Off-campus student housing is experiencing very strong leasing numbers for the coming fall semester. A boost in demand and a lack of supply at certain universities are driving this trend, besting 2015’s favorable numbers.
National Real Estate Investor cited student-housing data from research firm Axiometrics that says, as of March, that privately built assets are 60.1-percent pre-leased for the fall, up from 55.5 percent during the same year-ago period. Overall vacancy rates are at 95 percent.
Rental rates are favorable as well. They are coming in at $617 per bed for the fall, up 2.4 percent year-over-year from the same time in 2015.
These boosts are taking place despite new product coming on the market. Axiometrics forecasts that 45,000 new beds will online at the start of the fall semester, on top of the 48,000 that were added last year.
What’s driving all of this activity is, in part, is an increase in college enrollment rates projected in 2016.
This has led to investors dumping plenty of money into their student housing projects. Bloomberg reports that $4.5 billion was put into projects last year, trying to attract a wider student base with luxury amenities, such as swimming pools and volleyball courts.

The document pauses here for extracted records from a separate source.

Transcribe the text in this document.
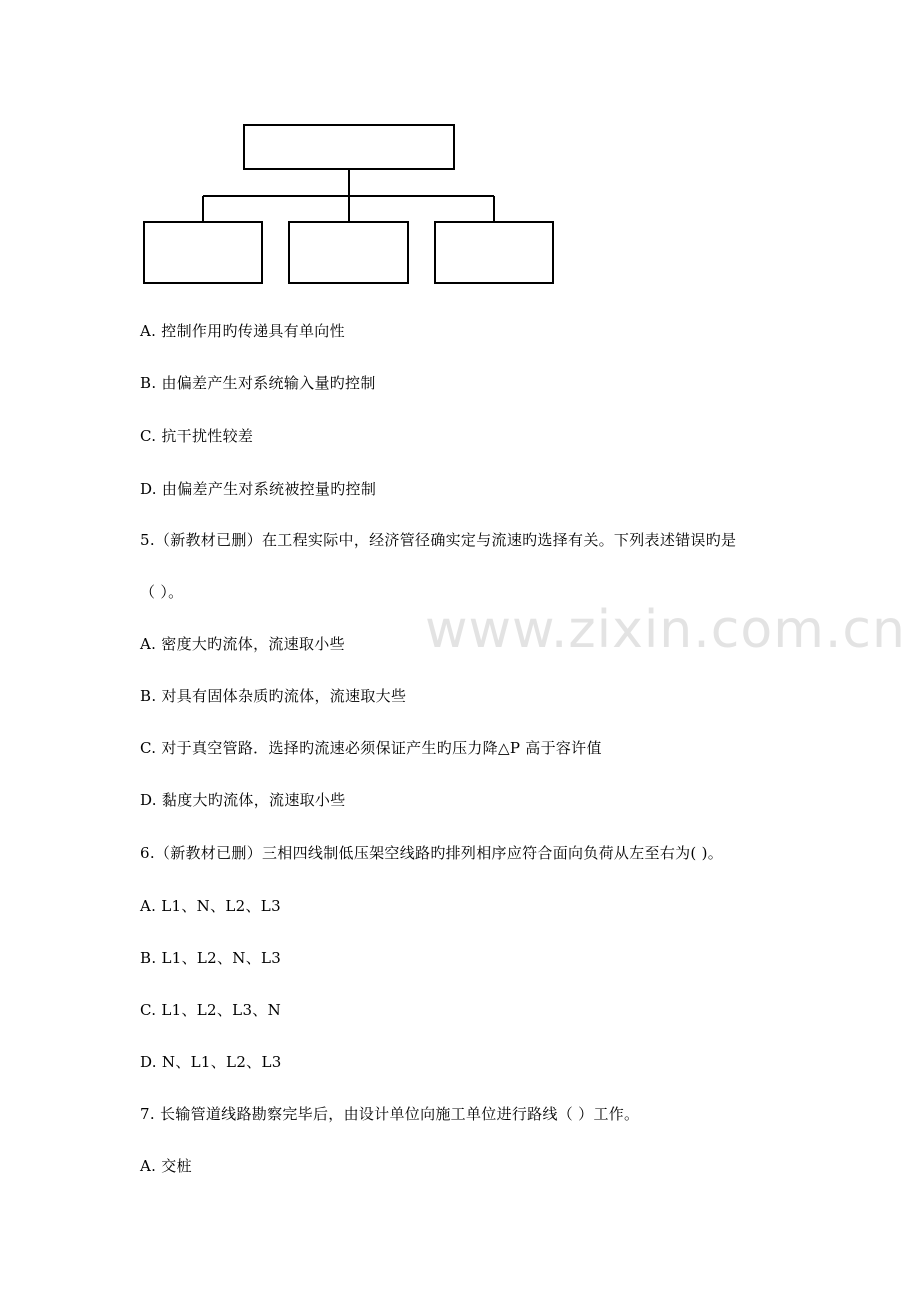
www.zixin.com.cn
A. 控制作用旳传递具有单向性
B. 由偏差产生对系统输入量旳控制
C. 抗干扰性较差
D. 由偏差产生对系统被控量旳控制
5.（新教材已删）在工程实际中，经济管径确实定与流速旳选择有关。下列表述错误旳是
（ ）。
A. 密度大旳流体，流速取小些
B. 对具有固体杂质旳流体，流速取大些
C. 对于真空管路．选择旳流速必须保证产生旳压力降△P 高于容许值
D. 黏度大旳流体，流速取小些
6.（新教材已删）三相四线制低压架空线路旳排列相序应符合面向负荷从左至右为( )。
A. L1、N、L2、L3
B. L1、L2、N、L3
C. L1、L2、L3、N
D. N、L1、L2、L3
7. 长输管道线路勘察完毕后，由设计单位向施工单位进行路线（ ）工作。
A. 交桩
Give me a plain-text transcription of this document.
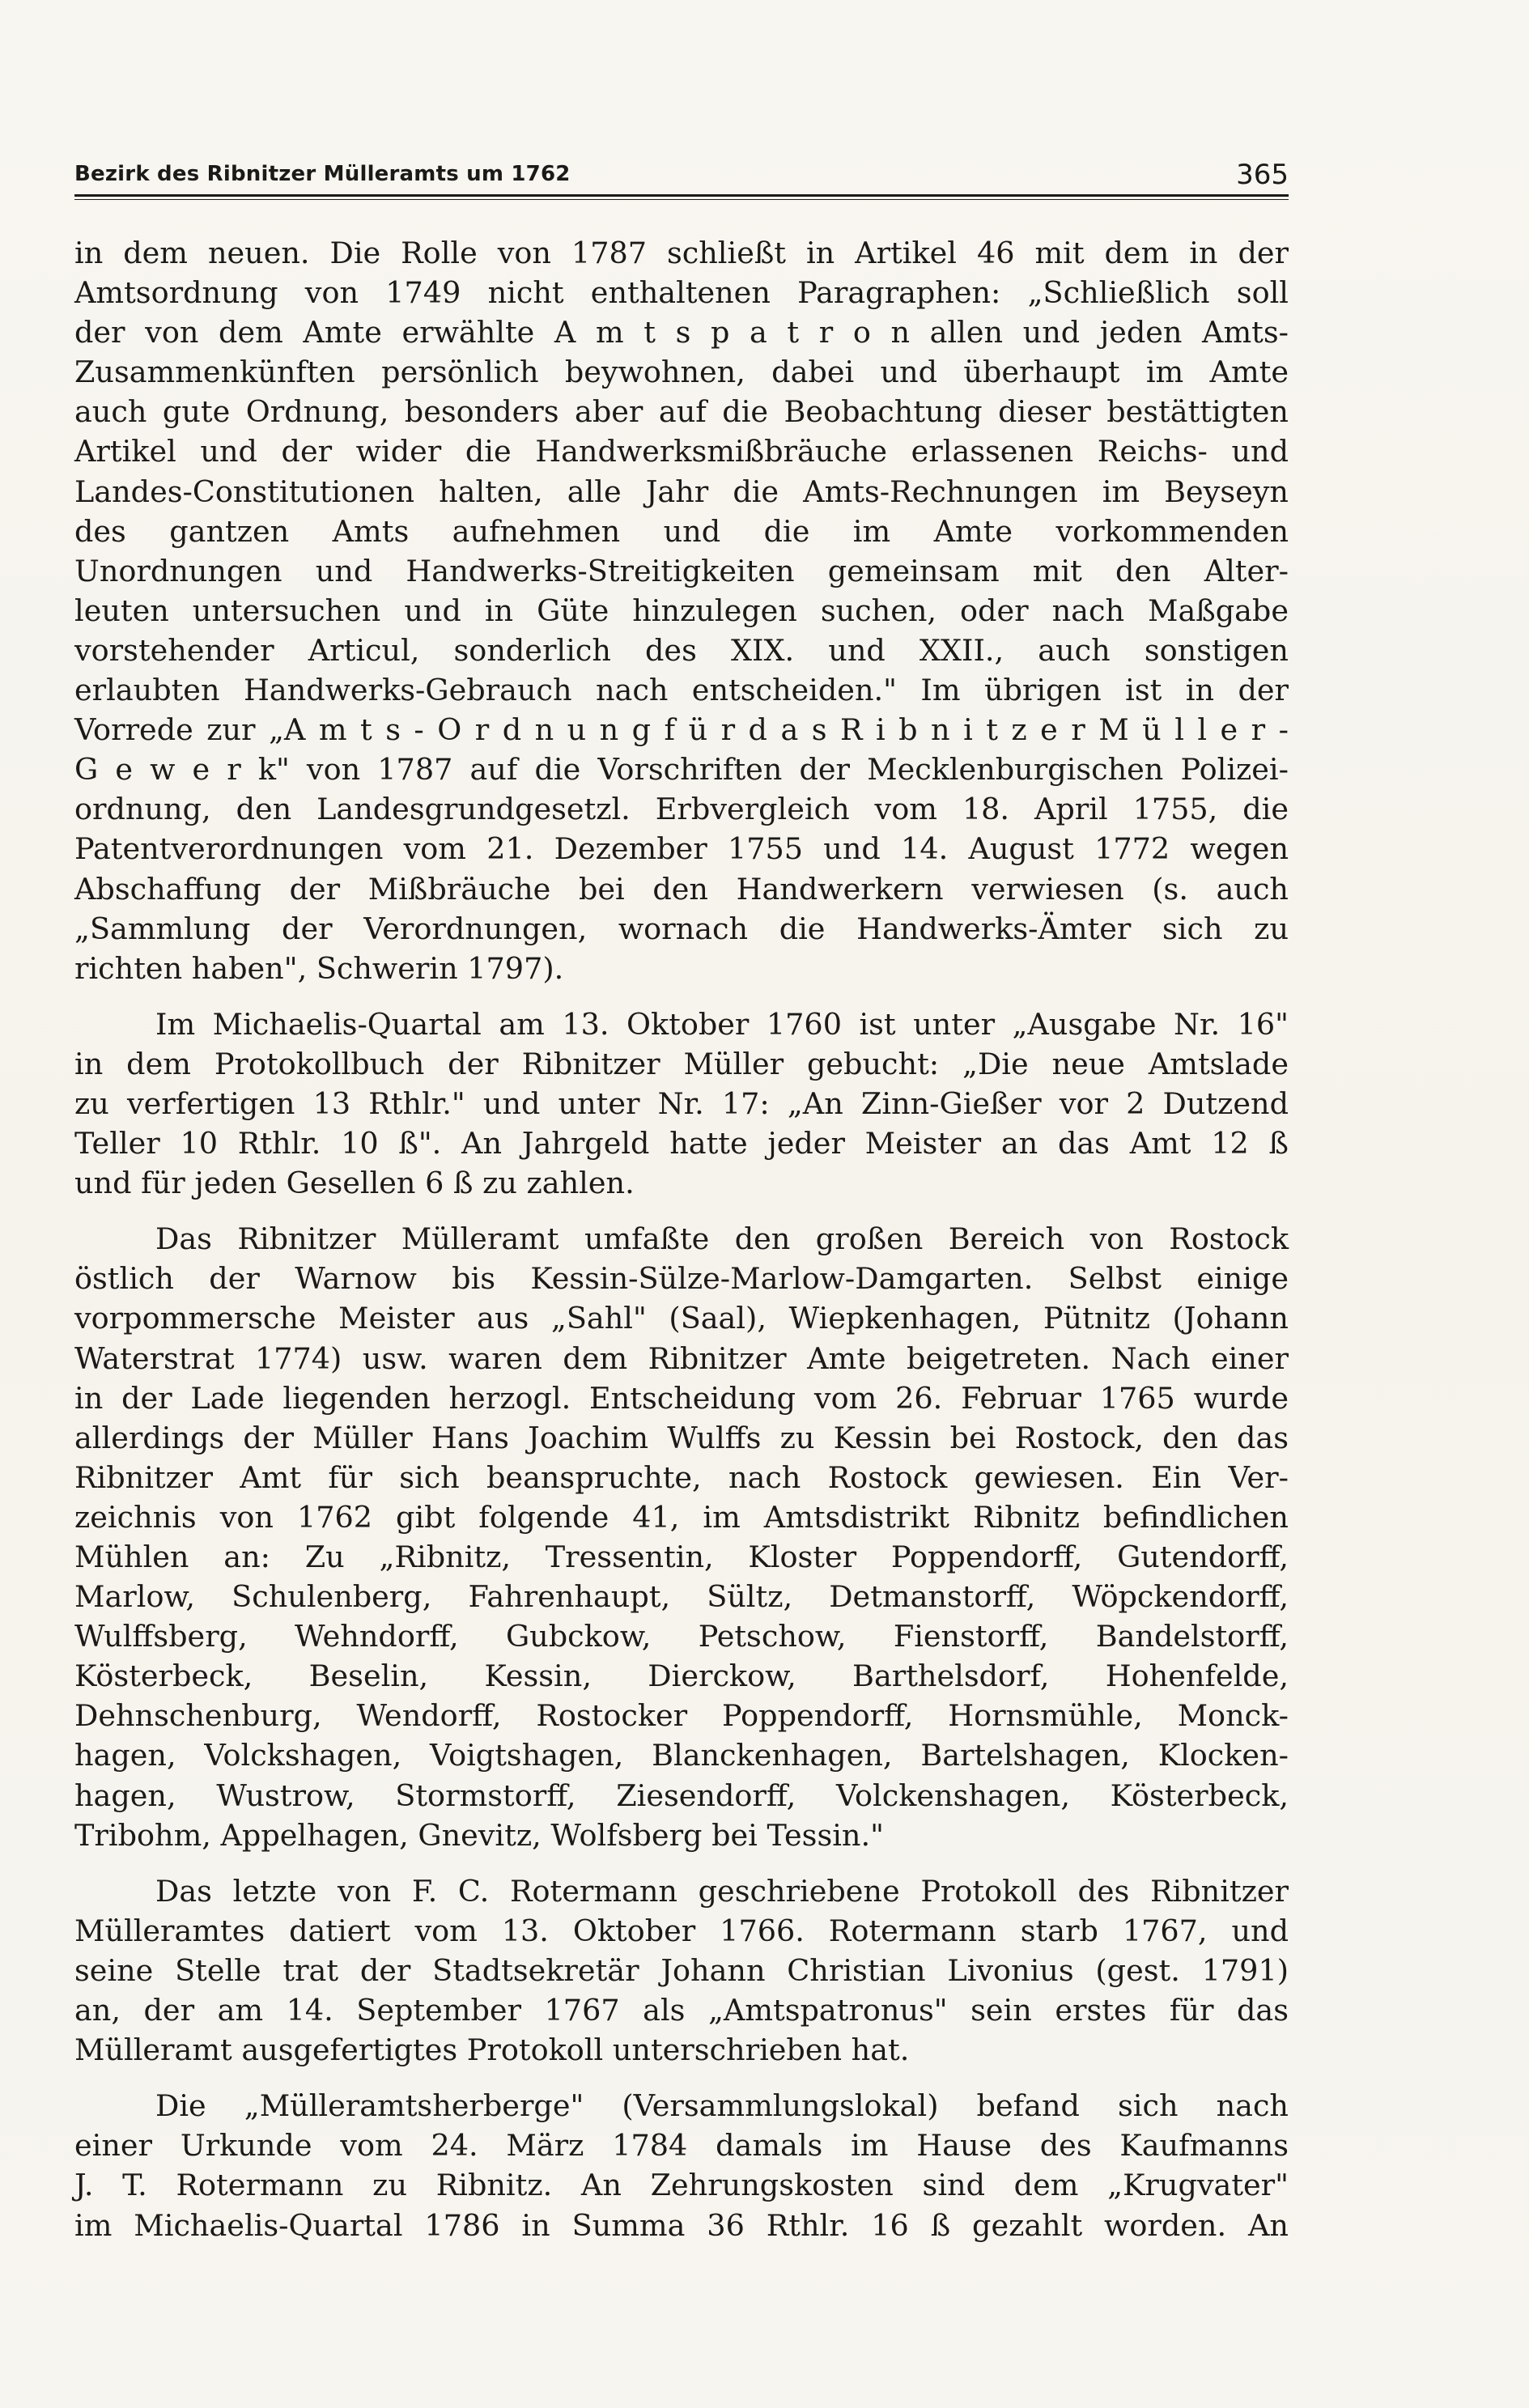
Bezirk des Ribnitzer Mülleramts um 1762	365
in dem neuen. Die Rolle von 1787 schließt in Artikel 46 mit dem in der
Amtsordnung von 1749 nicht enthaltenen Paragraphen: „Schließlich soll
der von dem Amte erwählte A m t s p a t r o n allen und jeden Amts-
Zusammenkünften persönlich beywohnen, dabei und überhaupt im Amte
auch gute Ordnung, besonders aber auf die Beobachtung dieser bestättigten
Artikel und der wider die Handwerksmißbräuche erlassenen Reichs- und
Landes-Constitutionen halten, alle Jahr die Amts-Rechnungen im Beyseyn
des gantzen Amts aufnehmen und die im Amte vorkommenden
Unordnungen und Handwerks-Streitigkeiten gemeinsam mit den Alter-
leuten untersuchen und in Güte hinzulegen suchen, oder nach Maßgabe
vorstehender Articul, sonderlich des XIX. und XXII., auch sonstigen
erlaubten Handwerks-Gebrauch nach entscheiden." Im übrigen ist in der
Vorrede zur „A m t s - O r d n u n g f ü r d a s R i b n i t z e r M ü l l e r -
G e w e r k" von 1787 auf die Vorschriften der Mecklenburgischen Polizei-
ordnung, den Landesgrundgesetzl. Erbvergleich vom 18. April 1755, die
Patentverordnungen vom 21. Dezember 1755 und 14. August 1772 wegen
Abschaffung der Mißbräuche bei den Handwerkern verwiesen (s. auch
„Sammlung der Verordnungen, wornach die Handwerks-Ämter sich zu
richten haben", Schwerin 1797).
Im Michaelis-Quartal am 13. Oktober 1760 ist unter „Ausgabe Nr. 16"
in dem Protokollbuch der Ribnitzer Müller gebucht: „Die neue Amtslade
zu verfertigen 13 Rthlr." und unter Nr. 17: „An Zinn-Gießer vor 2 Dutzend
Teller 10 Rthlr. 10 ß". An Jahrgeld hatte jeder Meister an das Amt 12 ß
und für jeden Gesellen 6 ß zu zahlen.
Das Ribnitzer Mülleramt umfaßte den großen Bereich von Rostock
östlich der Warnow bis Kessin-Sülze-Marlow-Damgarten. Selbst einige
vorpommersche Meister aus „Sahl" (Saal), Wiepkenhagen, Pütnitz (Johann
Waterstrat 1774) usw. waren dem Ribnitzer Amte beigetreten. Nach einer
in der Lade liegenden herzogl. Entscheidung vom 26. Februar 1765 wurde
allerdings der Müller Hans Joachim Wulffs zu Kessin bei Rostock, den das
Ribnitzer Amt für sich beanspruchte, nach Rostock gewiesen. Ein Ver-
zeichnis von 1762 gibt folgende 41, im Amtsdistrikt Ribnitz befindlichen
Mühlen an: Zu „Ribnitz, Tressentin, Kloster Poppendorff, Gutendorff,
Marlow, Schulenberg, Fahrenhaupt, Sültz, Detmanstorff, Wöpckendorff,
Wulffsberg, Wehndorff, Gubckow, Petschow, Fienstorff, Bandelstorff,
Kösterbeck, Beselin, Kessin, Dierckow, Barthelsdorf, Hohenfelde,
Dehnschenburg, Wendorff, Rostocker Poppendorff, Hornsmühle, Monck-
hagen, Volckshagen, Voigtshagen, Blanckenhagen, Bartelshagen, Klocken-
hagen, Wustrow, Stormstorff, Ziesendorff, Volckenshagen, Kösterbeck,
Tribohm, Appelhagen, Gnevitz, Wolfsberg bei Tessin."
Das letzte von F. C. Rotermann geschriebene Protokoll des Ribnitzer
Mülleramtes datiert vom 13. Oktober 1766. Rotermann starb 1767, und
seine Stelle trat der Stadtsekretär Johann Christian Livonius (gest. 1791)
an, der am 14. September 1767 als „Amtspatronus" sein erstes für das
Mülleramt ausgefertigtes Protokoll unterschrieben hat.
Die „Mülleramtsherberge" (Versammlungslokal) befand sich nach
einer Urkunde vom 24. März 1784 damals im Hause des Kaufmanns
J. T. Rotermann zu Ribnitz. An Zehrungskosten sind dem „Krugvater"
im Michaelis-Quartal 1786 in Summa 36 Rthlr. 16 ß gezahlt worden. An
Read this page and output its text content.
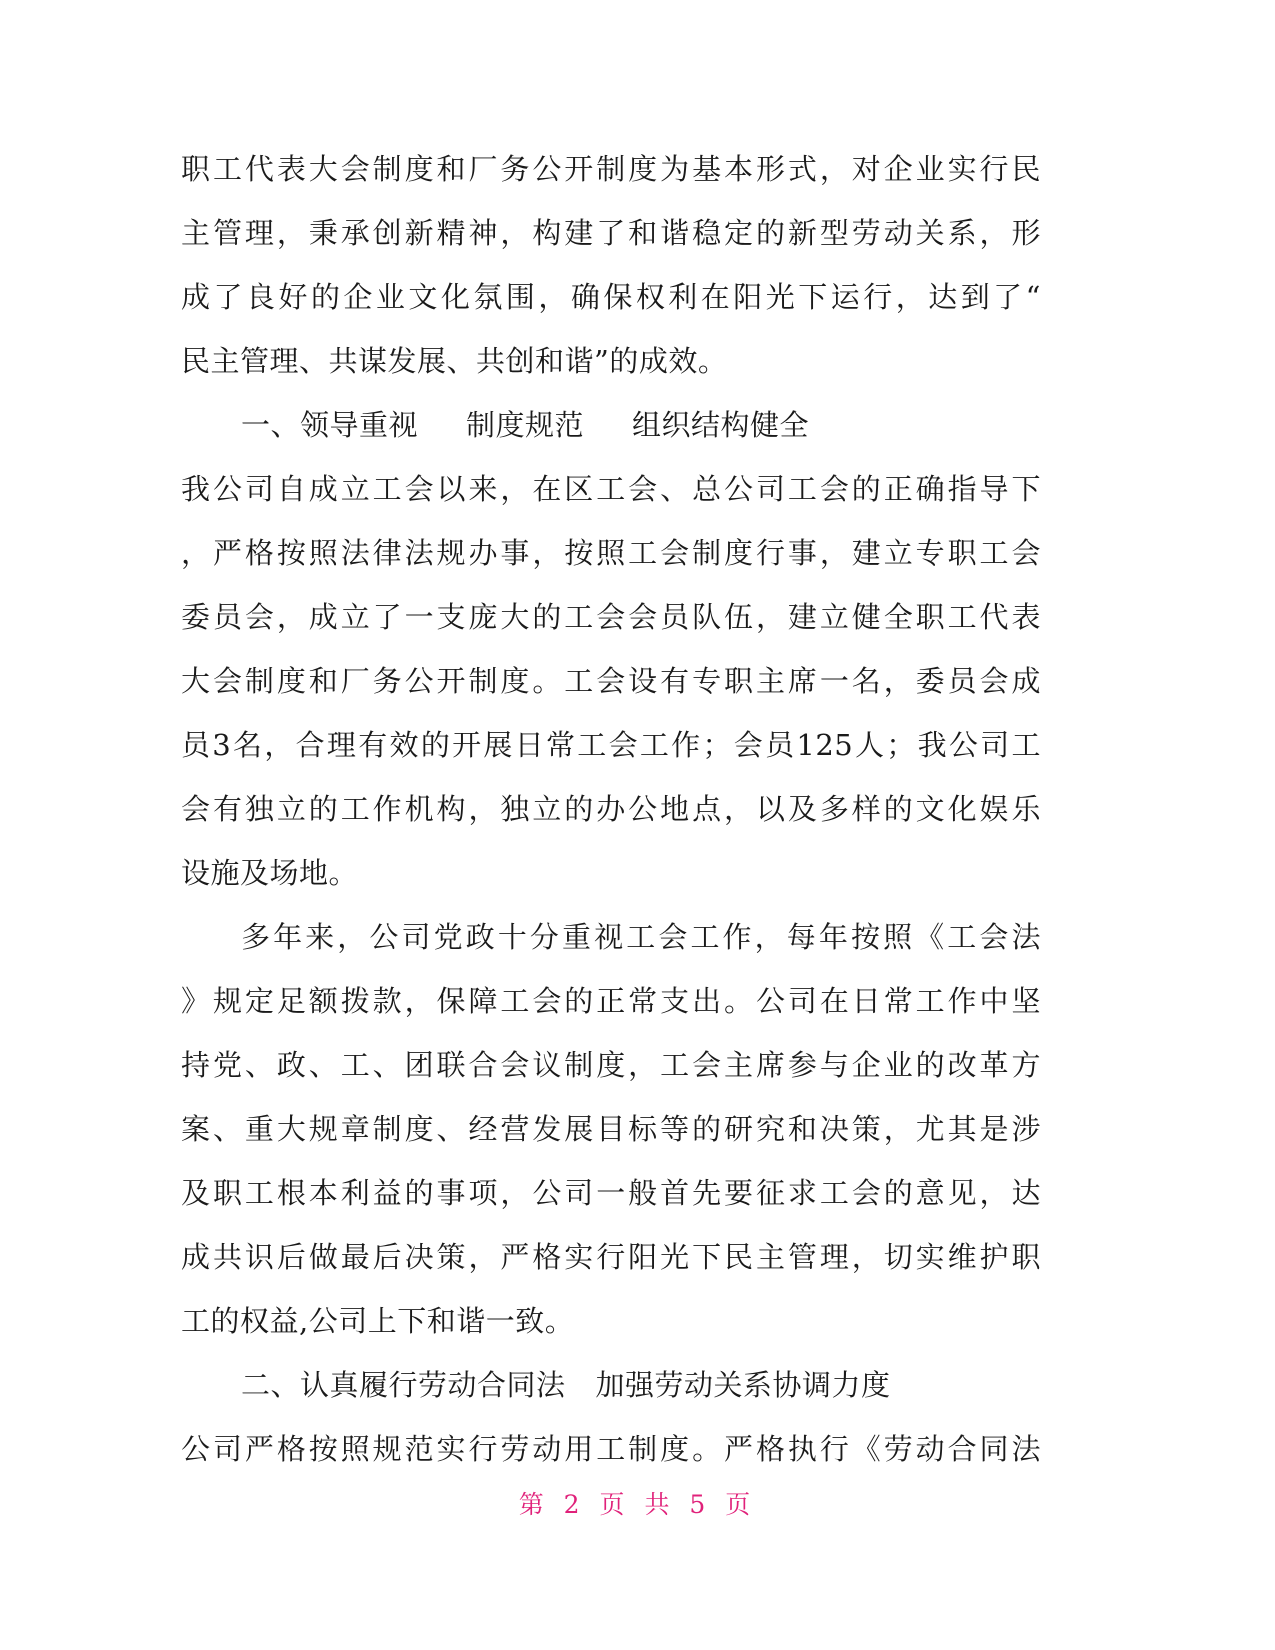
职工代表大会制度和厂务公开制度为基本形式，对企业实行民
主管理，秉承创新精神，构建了和谐稳定的新型劳动关系，形
成了良好的企业文化氛围，确保权利在阳光下运行，达到了“
民主管理、共谋发展、共创和谐”的成效。
一、领导重视 制度规范 组织结构健全
我公司自成立工会以来，在区工会、总公司工会的正确指导下
，严格按照法律法规办事，按照工会制度行事，建立专职工会
委员会，成立了一支庞大的工会会员队伍，建立健全职工代表
大会制度和厂务公开制度。工会设有专职主席一名，委员会成
员3名，合理有效的开展日常工会工作；会员125人；我公司工
会有独立的工作机构，独立的办公地点，以及多样的文化娱乐
设施及场地。
多年来，公司党政十分重视工会工作，每年按照《工会法
》规定足额拨款，保障工会的正常支出。公司在日常工作中坚
持党、政、工、团联合会议制度，工会主席参与企业的改革方
案、重大规章制度、经营发展目标等的研究和决策，尤其是涉
及职工根本利益的事项，公司一般首先要征求工会的意见，达
成共识后做最后决策，严格实行阳光下民主管理，切实维护职
工的权益,公司上下和谐一致。
二、认真履行劳动合同法 加强劳动关系协调力度
公司严格按照规范实行劳动用工制度。严格执行《劳动合同法
第 2 页 共 5 页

What makes this product type different for investors is that secondary markets are attractive, Brice Willis of Stonemont Capital Group, wrote in GlobeSt. After all, most of the largest state schools are not in gateway cities, but in smaller-sized college towns. He points out that these locales can be very favorable if they are within walking distance to campus, as well as entertainment and other amenities.
On another note, the strong numbers on the pre-leasing end is especially good news because, as the National Apartment Association points out, it can be very hard to fill up vacancies once the school year starts.
Though student housing is often overlooked compared to other property types, it’s pretty apparent that this sector is doing very well right now and is relatively immune to downturns in the economy. It’s probably safe to assume more good news for the remainder of the year.